After emphasizing all the territory factors that constrain the organization to forge ahead, and linking the external and internal factors, a new strategy formation is the next step. Focusing here on sustainable solutions, efficient layouts, system flow flexibility and adaptability will be fundamental. During the current stage, financing, resources and risk management are the triggered concepts. The financing is the awareness and clarity of where to emit the funds in order to insure stability and sustainability according to the gaps already found [5]. The resources are described as the human and physical assets and how they will be managed and allocated according to the needs [5]. At the end, the strategy to be formulated has to go through risk management mentioned as one of the components of the clinical governance, intending to maintain a healthy environment for the patients and staff while applying changes [11].

Afterwards, while implementing a new strategy, the core will be focusing on growth, clarity and data-driven decision making. Preparing the managers to deal with the staff resistance to change is needed. In fact, prioritizing clarity and storytelling will decrease the resistance to change behaviours and spread the acceptance on all the members [12]. The cycle of strategy implementation will go through training and recruitment when required. This is a main component in both resilience management and clinical governance. It is dedicated for staff support to maintain knowledge about all the new strategies and the complexity of the environment while contributing to change [5,11].

Last in order, the evaluation will follow the implementation according to the gaps faced again. This will be analyzed along with clinical audits, clinical effectiveness and service delivery assessment. In fact, auditing the healthcare practice and evaluating its efficiency are very important in clinical governance, aiming to assure quality and safe standards to the client [11]. Therefore, a flexible approach to care delivery is required while addressing resilience management [5]. After illustrating the overall strategy, three key players are to be exposed: the policy makers, the healthcare operators and providers and the developers. The policy makers are the members who will organize the internal and external audit programs to implement new strategies and policies accordingly. Policy makers are the participants with high knowledge of the operations and strategies and engaging them through the overall process will be an advantage to come across more pertinent results [13].

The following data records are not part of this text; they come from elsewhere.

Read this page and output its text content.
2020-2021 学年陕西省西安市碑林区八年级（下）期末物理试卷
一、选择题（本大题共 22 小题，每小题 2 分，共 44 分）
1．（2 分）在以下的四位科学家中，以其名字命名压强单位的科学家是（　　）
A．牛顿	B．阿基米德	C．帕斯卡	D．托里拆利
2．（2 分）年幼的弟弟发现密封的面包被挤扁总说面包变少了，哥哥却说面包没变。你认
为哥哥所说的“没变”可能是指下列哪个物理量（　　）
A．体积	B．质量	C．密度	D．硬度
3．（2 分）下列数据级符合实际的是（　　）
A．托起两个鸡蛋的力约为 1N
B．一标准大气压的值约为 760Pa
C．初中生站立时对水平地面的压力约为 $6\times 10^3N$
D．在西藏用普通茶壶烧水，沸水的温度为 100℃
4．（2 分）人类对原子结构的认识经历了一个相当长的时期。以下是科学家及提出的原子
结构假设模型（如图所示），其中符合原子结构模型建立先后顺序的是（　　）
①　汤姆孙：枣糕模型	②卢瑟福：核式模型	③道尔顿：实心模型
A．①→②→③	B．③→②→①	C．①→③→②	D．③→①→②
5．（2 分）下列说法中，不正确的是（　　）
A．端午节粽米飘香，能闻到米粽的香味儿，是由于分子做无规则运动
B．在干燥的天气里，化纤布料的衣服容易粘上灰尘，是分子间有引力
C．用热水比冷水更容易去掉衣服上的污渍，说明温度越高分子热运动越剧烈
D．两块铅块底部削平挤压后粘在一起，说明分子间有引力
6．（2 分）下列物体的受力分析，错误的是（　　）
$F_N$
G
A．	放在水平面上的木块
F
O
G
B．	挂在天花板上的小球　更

On top of all, healthcare operators and providers will be the members who will align visions and manage resistance to change while promoting a quality improvement culture [14]. And finally, the developers will put a hand on the software update to maximize the organization performance and help in workflow analysis and clarity for a better utilization management [15].

Conclusion

The existing literature exposed data describing the resilience management, the clinical governance and the challenges facing healthcare facilities in moderate and low-income countries. While minimal solutions are revealed to face these challenges, this paper underlined the necessity of processing the current data with the purpose of deliberating a new strategic framework that will help healthcare sectors to operate through risk and uncertainty while maintaining clinical governance and therefore preserving patient safety. This framework is attentively carried out by our team but further studies should be done to evaluate its application process and learn its gaps for improvement.

Conflict of Interest

The authors declare that they have no conflict of interest.

Funding

The authors declare that they did not receive any funding for this work.